= Xinjiang Discipline Inspection Commission =

Chinese Communist Party body in Xinjiang

The Xinjiang Discipline Inspection Commission, also known as the Discipline Inspection Commission of the Xinjiang Uygur Autonomous Region (中国共产党新疆维吾尔自治区纪律检查委员会, جۇڭگو كوممۇنىستىك پارتىيىسى شىنجاڭ ئۇيغۇر ئاپتونوم رايونلۇق ئىنتىزام تەكشۈرۈش كومىتېتى), or Xinjiang Uygur Autonomous Region Commission for Discipline Inspection, serves as the Chinese Communist Party's disciplinary oversight authority in Xinjiang. It is tasked with maintaining party discipline, promoting the establishment of a transparent and ethical administration, and fighting corruption, functioning within a system directed by the commission secretary.

== History ==
The Xinjiang Discipline Inspection Commission was founded in June 1950, when the Chinese Communist Party (CCP)'s Xinjiang Bureau formed it as one of its operational departments. On October 1, 1955, the Xinjiang Branch of the Central Committee of the Chinese Communist Party was abolished and succeeded by the Xinjiang Uygur Autonomous Regional Committee of the Chinese Communist Party. On October 17, 1955, the Xinjiang Uygur Autonomous Region Supervisory Commission of the CCP was founded, functioning as a department under the regional party committee.

In January 1967, the Supervisory Commission suspended its activities due to the repercussions of the Cultural Revolution and was formally dissolved in September 1967. In May 1978, pursuant to the Party Constitution, the Xinjiang Regional Committee of the CCP resolved to reinstate the Regional Discipline Inspection Commission.
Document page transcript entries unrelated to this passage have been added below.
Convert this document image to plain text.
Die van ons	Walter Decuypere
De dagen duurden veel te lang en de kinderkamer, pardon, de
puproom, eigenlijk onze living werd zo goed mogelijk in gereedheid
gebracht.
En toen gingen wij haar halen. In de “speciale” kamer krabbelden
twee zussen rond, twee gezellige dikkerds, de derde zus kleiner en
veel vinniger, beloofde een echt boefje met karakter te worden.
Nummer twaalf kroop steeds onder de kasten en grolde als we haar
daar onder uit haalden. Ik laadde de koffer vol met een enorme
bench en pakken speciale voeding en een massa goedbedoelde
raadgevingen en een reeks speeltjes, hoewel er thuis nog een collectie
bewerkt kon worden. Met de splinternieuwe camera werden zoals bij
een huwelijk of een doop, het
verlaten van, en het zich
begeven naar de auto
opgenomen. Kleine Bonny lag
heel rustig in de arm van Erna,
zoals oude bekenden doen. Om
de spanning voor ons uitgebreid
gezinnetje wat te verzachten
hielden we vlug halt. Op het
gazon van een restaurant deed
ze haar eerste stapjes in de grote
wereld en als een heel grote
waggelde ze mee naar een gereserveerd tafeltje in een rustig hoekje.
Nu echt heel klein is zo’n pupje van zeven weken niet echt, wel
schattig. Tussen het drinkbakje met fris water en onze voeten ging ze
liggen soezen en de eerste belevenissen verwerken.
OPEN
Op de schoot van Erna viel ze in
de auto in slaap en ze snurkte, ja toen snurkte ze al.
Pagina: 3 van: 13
In February 1984, during the Third CCP Congress of Xinjiang, the commission was formally rebranded as the Discipline Inspection Commission of the Xinjiang Uygur Autonomous Region of the CCP and discontinued its status as an internal department of the regional party committee.

In November 2016, the General Office of the Chinese Communist Party released the Pilot Program for Reforming the National Supervision System in Beijing, Shanxi, and Zhejiang, initiating trials in these three areas to create supervisory commissions at all administrative tiers. The initiative sought to investigate structural and systemic improvements, establishing a foundation for broad execution. Supervisory commissioners are elected by the province or municipal people's congresses and function in conjunction with the Party's discipline inspection commissions, creating a cohesive discipline inspection and supervision entity.